Estuvimos todos en la ladera del Guadalquivir hasta que el sol se
hubo ido, y entonces, ya muy, muy borrachos, nos pusimos a corretear
tras las chavalas. Ellas reían y huían, porque aunque se lo pasaban
bien, sabían lo que había. Yo, insensato, me separé de los demás
muchachos y corrí tras dos mozas; éstas, rápidas y risueñas,
escapan de mí casi tan borrachas como yo estaba. No os podéis
imaginar lo que ocurrió: torcí una esquina y me choqué con una de
ellas, que no sabía por qué había parado. Desde el suelo, pude ver
como un hombre grande y bien vestido me miraba con ojos de asesino.

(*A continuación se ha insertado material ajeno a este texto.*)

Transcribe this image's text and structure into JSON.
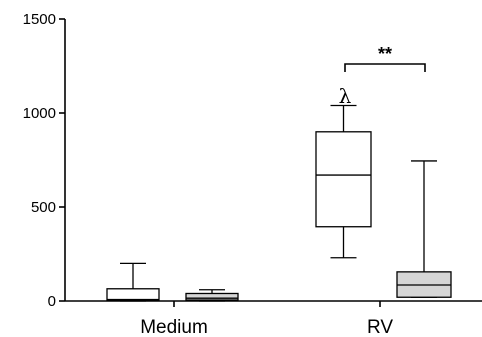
{
  "chart_data": {
    "type": "box",
    "title": "",
    "xlabel": "",
    "ylabel": "",
    "ylim": [
      0,
      1500
    ],
    "yticks": [
      0,
      500,
      1000,
      1500
    ],
    "categories": [
      "Medium",
      "RV"
    ],
    "boxes": [
      {
        "category": "Medium",
        "fill": "#ffffff",
        "min": 0,
        "q1": 5,
        "median": 8,
        "q3": 65,
        "max": 200
      },
      {
        "category": "Medium",
        "fill": "#d6d6d6",
        "min": 0,
        "q1": 5,
        "median": 15,
        "q3": 40,
        "max": 60
      },
      {
        "category": "RV",
        "fill": "#ffffff",
        "min": 230,
        "q1": 395,
        "median": 670,
        "q3": 900,
        "max": 1040
      },
      {
        "category": "RV",
        "fill": "#d6d6d6",
        "min": 20,
        "q1": 20,
        "median": 85,
        "q3": 155,
        "max": 745
      }
    ],
    "annotations": {
      "lambda_symbol": "λ",
      "significance": "**"
    }
  }
}
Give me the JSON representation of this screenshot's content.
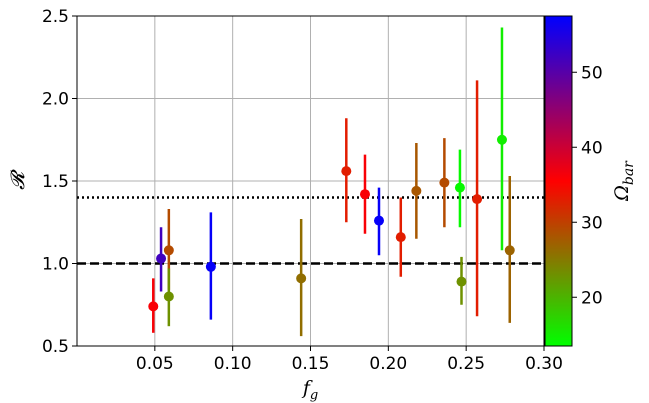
{
  "chart_data": {
    "type": "scatter",
    "title": "",
    "xlabel": "f",
    "xlabel_sub": "g",
    "ylabel": "𝓡",
    "xlim": [
      0.0,
      0.3
    ],
    "ylim": [
      0.5,
      2.5
    ],
    "xticks": [
      0.05,
      0.1,
      0.15,
      0.2,
      0.25,
      0.3
    ],
    "xtick_labels": [
      "0.05",
      "0.10",
      "0.15",
      "0.20",
      "0.25",
      "0.30"
    ],
    "yticks": [
      0.5,
      1.0,
      1.5,
      2.0,
      2.5
    ],
    "ytick_labels": [
      "0.5",
      "1.0",
      "1.5",
      "2.0",
      "2.5"
    ],
    "grid": true,
    "hlines": [
      {
        "y": 1.0,
        "style": "dashed",
        "color": "#000000"
      },
      {
        "y": 1.4,
        "style": "dotted",
        "color": "#000000"
      }
    ],
    "colorbar": {
      "label": "Ω",
      "label_sub": "bar",
      "range": [
        13.5,
        57.5
      ],
      "ticks": [
        20,
        30,
        40,
        50
      ],
      "tick_labels": [
        "20",
        "30",
        "40",
        "50"
      ],
      "colors": [
        "#00ff00",
        "#ff0000",
        "#0000ff"
      ]
    },
    "points": [
      {
        "x": 0.049,
        "y": 0.74,
        "ylo": 0.58,
        "yhi": 0.91,
        "omega": 36
      },
      {
        "x": 0.054,
        "y": 1.03,
        "ylo": 0.83,
        "yhi": 1.22,
        "omega": 52
      },
      {
        "x": 0.059,
        "y": 1.08,
        "ylo": 0.84,
        "yhi": 1.33,
        "omega": 29
      },
      {
        "x": 0.059,
        "y": 0.8,
        "ylo": 0.62,
        "yhi": 0.97,
        "omega": 23
      },
      {
        "x": 0.086,
        "y": 0.98,
        "ylo": 0.66,
        "yhi": 1.31,
        "omega": 57
      },
      {
        "x": 0.144,
        "y": 0.91,
        "ylo": 0.56,
        "yhi": 1.27,
        "omega": 26
      },
      {
        "x": 0.173,
        "y": 1.56,
        "ylo": 1.25,
        "yhi": 1.88,
        "omega": 33
      },
      {
        "x": 0.185,
        "y": 1.42,
        "ylo": 1.18,
        "yhi": 1.66,
        "omega": 36
      },
      {
        "x": 0.194,
        "y": 1.26,
        "ylo": 1.05,
        "yhi": 1.46,
        "omega": 57
      },
      {
        "x": 0.208,
        "y": 1.16,
        "ylo": 0.92,
        "yhi": 1.4,
        "omega": 33
      },
      {
        "x": 0.218,
        "y": 1.44,
        "ylo": 1.15,
        "yhi": 1.73,
        "omega": 28
      },
      {
        "x": 0.236,
        "y": 1.49,
        "ylo": 1.22,
        "yhi": 1.76,
        "omega": 29
      },
      {
        "x": 0.246,
        "y": 1.46,
        "ylo": 1.22,
        "yhi": 1.69,
        "omega": 14
      },
      {
        "x": 0.247,
        "y": 0.89,
        "ylo": 0.75,
        "yhi": 1.04,
        "omega": 23
      },
      {
        "x": 0.257,
        "y": 1.39,
        "ylo": 0.68,
        "yhi": 2.11,
        "omega": 33
      },
      {
        "x": 0.273,
        "y": 1.75,
        "ylo": 1.08,
        "yhi": 2.43,
        "omega": 15
      },
      {
        "x": 0.278,
        "y": 1.08,
        "ylo": 0.64,
        "yhi": 1.53,
        "omega": 27
      }
    ]
  }
}
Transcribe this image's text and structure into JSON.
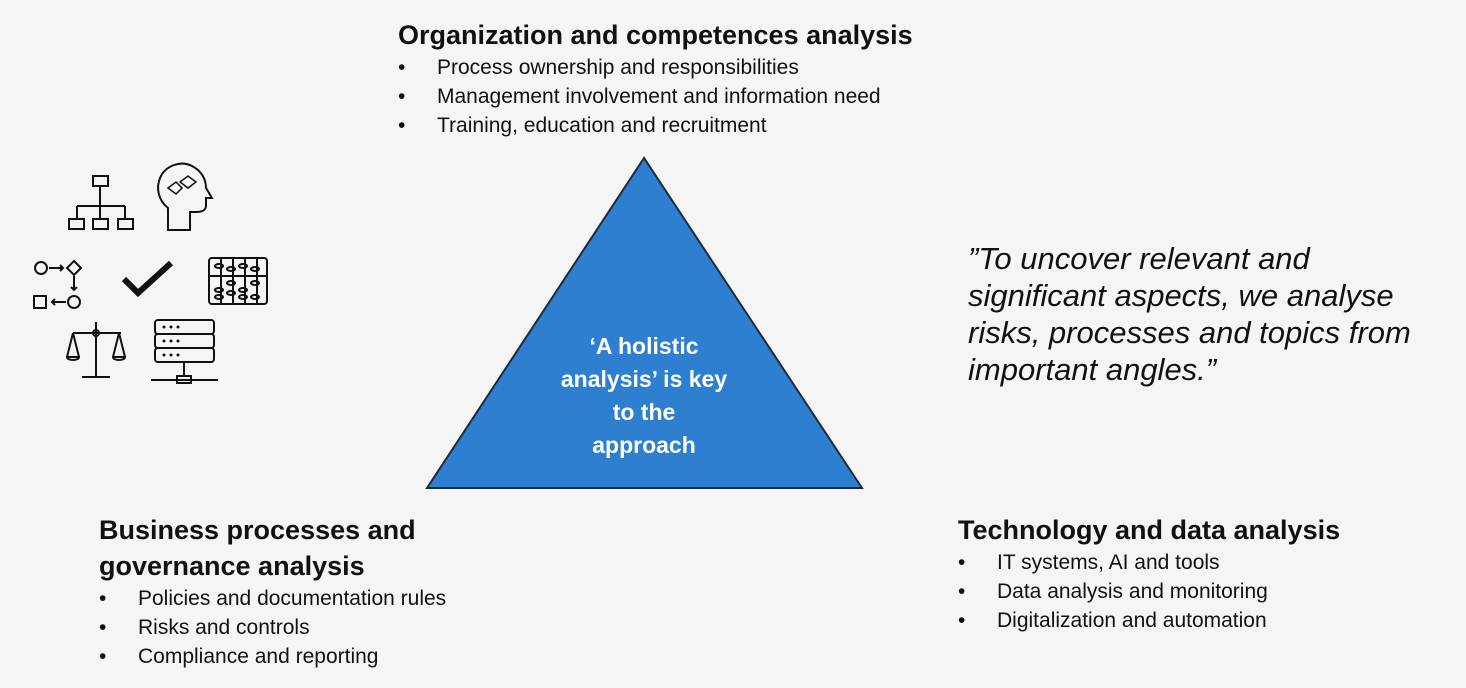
{
  "colors": {
    "background": "#f5f5f5",
    "triangle": "#2e7fd0",
    "triangle_border": "#1b2b3b",
    "text": "#111111"
  },
  "top": {
    "title": "Organization and competences analysis",
    "items": [
      "Process ownership and responsibilities",
      "Management involvement and information need",
      "Training, education and recruitment"
    ]
  },
  "left": {
    "title_line1": "Business processes and",
    "title_line2": "governance analysis",
    "items": [
      "Policies and documentation rules",
      "Risks and controls",
      "Compliance and reporting"
    ]
  },
  "right": {
    "title": "Technology and data analysis",
    "items": [
      "IT systems, AI and tools",
      "Data analysis and monitoring",
      "Digitalization and automation"
    ]
  },
  "triangle": {
    "line1": "‘A holistic",
    "line2": "analysis’ is key",
    "line3": "to the",
    "line4": "approach"
  },
  "quote": "”To uncover relevant and significant aspects, we analyse risks, processes and topics from important angles.”",
  "icons": [
    "org-chart-icon",
    "head-puzzle-icon",
    "process-flow-icon",
    "checkmark-icon",
    "abacus-icon",
    "scales-icon",
    "server-network-icon"
  ]
}
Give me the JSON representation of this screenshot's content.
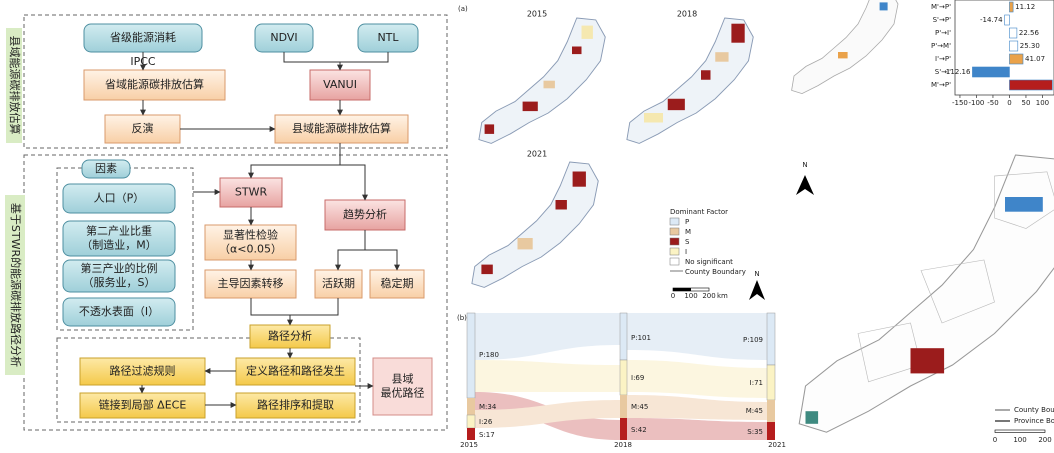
{
  "flowchart": {
    "section1_label": "县域能源碳排放估算",
    "section2_label": "基于STWR的能源碳排放路径分析",
    "provincial_energy": "省级能源消耗",
    "ndvi": "NDVI",
    "ntl": "NTL",
    "ipcc": "IPCC",
    "provincial_carbon": "省域能源碳排放估算",
    "vanui": "VANUI",
    "inversion": "反演",
    "county_carbon": "县域能源碳排放估算",
    "factors_title": "因素",
    "factors": [
      [
        "人口（P）"
      ],
      [
        "第二产业比重",
        "（制造业，M）"
      ],
      [
        "第三产业的比例",
        "（服务业，S）"
      ],
      [
        "不透水表面（I）"
      ]
    ],
    "stwr": "STWR",
    "significance": [
      "显著性检验",
      "（α<0.05）"
    ],
    "dominant_shift": "主导因素转移",
    "trend": "趋势分析",
    "active": "活跃期",
    "stable": "稳定期",
    "path_analysis": "路径分析",
    "filter": "路径过滤规则",
    "define": "定义路径和路径发生",
    "link": "链接到局部 ΔECE",
    "rank": "路径排序和提取",
    "optimal": [
      "县域",
      "最优路径"
    ]
  },
  "map_panel": {
    "label": "(a)",
    "years": [
      "2015",
      "2018",
      "2021"
    ],
    "legend": {
      "title": "Dominant Factor",
      "items": [
        "P",
        "M",
        "S",
        "I",
        "No significant"
      ],
      "boundary": "County  Boundary"
    },
    "scale": [
      "0",
      "100",
      "200"
    ],
    "scale_unit": "km",
    "north": "N"
  },
  "sankey": {
    "label": "(b)",
    "columns": [
      {
        "year": "2015",
        "nodes": [
          "P:180",
          "M:34",
          "I:26",
          "S:17"
        ]
      },
      {
        "year": "2018",
        "nodes": [
          "P:101",
          "I:69",
          "M:45",
          "S:42"
        ]
      },
      {
        "year": "2021",
        "nodes": [
          "P:109",
          "I:71",
          "M:45",
          "S:35"
        ]
      }
    ]
  },
  "bar_chart": {
    "type": "bar",
    "orientation": "horizontal",
    "categories": [
      "M'→P'",
      "S'→P'",
      "P'→I'",
      "P'→M'",
      "I'→P'",
      "S'→I'",
      "M'→P'"
    ],
    "values": [
      11.12,
      -14.74,
      22.56,
      25.3,
      41.07,
      -112.16,
      130
    ],
    "value_labels": [
      "11.12",
      "-14.74",
      "22.56",
      "25.30",
      "41.07",
      "-112.16",
      null
    ],
    "colors": [
      "#eaa24a",
      "#ffffff",
      "#ffffff",
      "#ffffff",
      "#eaa24a",
      "#3f85c9",
      "#b51d1d"
    ],
    "xlim": [
      -165,
      135
    ],
    "xticks": [
      -150,
      -100,
      -50,
      0,
      50,
      100
    ]
  },
  "right_map": {
    "north": "N",
    "legend": [
      "County Boundary",
      "Province Boundary"
    ],
    "scale": [
      "0",
      "100",
      "200"
    ]
  }
}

Yo, mareado por el choque y el whisky, no pensé. Meneé la cabeza
dos veces y me fui a levantar; la patada que recibí me partió tres
dientes y me hizo vomitar. No sé si aquel hijo de puta me pegaba con
un palo o con sus puños cerrados, pero me dejo un montón de huesos
rotos y unos pocos dientes en la mano. Por lo visto, las niñas
acababan de encontrar chulo, quisieran o no, y para demostrarlo se
apaleó al tonto que iba en su persecución.
Yo, como ya sabréis,
estaba muy acostumbrado a recibir palizas, pero por parte de mis
padres, no de cualquier perro callejero. Cuando me encontraron, mis
amigos me ayudaron, y mientras reposaba, entre los cinco pensamos una
nueva jugada. Por todos los dioses griegos, nórdicos y cristianos,
aquel chulo de mierda habría de pagarlo caro.